As we welcome the new year, we would like to thank Zuri Rinpoche for keeping us afloat by granting us the Endowment Fund of Nu. 4 million. We thank our two other spiritual patrons – His Highness and Eminence Kathok Situ Rimpoche of Kathok Yoesel Samtenling Monastery ཀཿཐོག་འོད་གསལ་བསམ་གཏན་གླིང་དགོན་སྡེ། and Her Eminence Dorje Phagmo Rimpoche, whose donations and blessings keep us all safe and strong.

We thank the Government of India for supporting projects for the CSOs, including the BSF, and all the individual donors and friends in Japan, Italy, Australia and in the US.

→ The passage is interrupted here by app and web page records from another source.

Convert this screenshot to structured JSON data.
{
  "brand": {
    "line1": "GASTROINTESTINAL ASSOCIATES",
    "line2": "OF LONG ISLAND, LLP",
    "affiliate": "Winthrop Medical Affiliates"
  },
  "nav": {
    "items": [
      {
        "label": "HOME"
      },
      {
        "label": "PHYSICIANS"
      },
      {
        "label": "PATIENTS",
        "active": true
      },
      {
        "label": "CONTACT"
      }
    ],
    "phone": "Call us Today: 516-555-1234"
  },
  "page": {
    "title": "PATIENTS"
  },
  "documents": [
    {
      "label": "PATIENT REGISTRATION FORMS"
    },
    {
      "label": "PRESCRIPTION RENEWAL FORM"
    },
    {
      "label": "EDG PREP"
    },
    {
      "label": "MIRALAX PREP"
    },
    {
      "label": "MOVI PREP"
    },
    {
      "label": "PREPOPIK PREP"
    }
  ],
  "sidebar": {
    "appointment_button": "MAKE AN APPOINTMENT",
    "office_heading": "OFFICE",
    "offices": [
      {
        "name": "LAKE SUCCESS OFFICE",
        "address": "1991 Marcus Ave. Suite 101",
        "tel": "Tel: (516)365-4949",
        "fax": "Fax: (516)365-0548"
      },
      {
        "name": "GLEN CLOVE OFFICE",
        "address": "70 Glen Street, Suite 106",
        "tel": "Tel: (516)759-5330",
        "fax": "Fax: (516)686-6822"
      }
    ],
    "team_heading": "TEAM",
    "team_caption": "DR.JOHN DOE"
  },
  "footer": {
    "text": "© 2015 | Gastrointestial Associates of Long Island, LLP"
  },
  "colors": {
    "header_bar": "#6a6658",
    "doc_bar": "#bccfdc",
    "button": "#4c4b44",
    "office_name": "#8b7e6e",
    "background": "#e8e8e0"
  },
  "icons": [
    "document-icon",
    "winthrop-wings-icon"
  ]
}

2025 has been a fairly successful year for BSF where we consolidated a small young foundation and made our presence by reaching out to 10,000 people in 13 Dzongkhags through advocacy programs. For the first time, the foundation didn’t close the year in red.

Looking ahead.

ADVOCACY. We will continue to create awareness about stroke and cardiac arrest, which is no longer a disease of the elderly. Incidences of stroke now affect people as young as 12. Cases have skyrocketed after Covid-19. Everyday there is one or more people admitted in Thimphu hospital from stroke. Noticing the signs and symptoms is crucial. Prevention is the key. Check the health advice in the footnotes.

POST-STROKE CARE. Our centre in Thimphu continues to host some 20–30 people who are recovering and slowly reintegrating back to the society. People from rural areas are often rushed to Thimphu in an ambulance in a medical emergency. And once they are declared out of danger, they are discharged and shown the Exit door. Many don’t know where to go. They don’t know where to stay to continue with physiotherapy sessions and treatment that can go on for months. Some don’t even have extra clothes or money. We try to help all the cases. To respect their privacy, we don’t splash them on Facebook. We don’t take selfies when we rescue patients from the hospital doors. We don’t show off feeding the sick.

NEW CENTRES. In the coming years, we look forward to creating three more such centres for post-stroke care and information — in Gelephu, Mongar and Trashigang. We are aware of many stroke patients in villages without proper care – lying in bed for years – some with bad bedsores. Hopefully we can reach out to them.

Furthermore, the need for such centres will only increase with one fifth of the population living overseas and ageing parents left on their own here.

Looking forward to all your goodwill and support.

Ending the Snake Year on a high.

I am ending the Year of the Snake on a high note. A few more temples and statues built here, a few more differences I could make in other people’s lives there, and a couple of big deals I could broker elsewhere (at pro bono, though).

One thing that I continue to do is not to differentiate between things, occasions, moments, experiences or people, and to embrace everything and cherish everything that comes my way. I have learnt that there is no absolute, although life as seen by us the mortals and the unenlightened is still relative, imperfect, and dualistic. However, we make every effort at every moment to see the impermanence, emptiness and perfection of nature that really is.

In a few days time, those of us who are from the East will welcome the New Year.

To all who have walked with me, thank you for the company. Let’s keep going.
To all who have supported me, thank you for fueling me up. Please keep it coming.
To all those who were unkind to me, I thank you too for, it made me more stubborn – more committed, while really my compassion.
To all those who sought my help and benefited in some ways, I thank you because you made me come alive. You made me feel that I mattered.

Wishing everyone a Happy and a Harmonious Year of the Horse.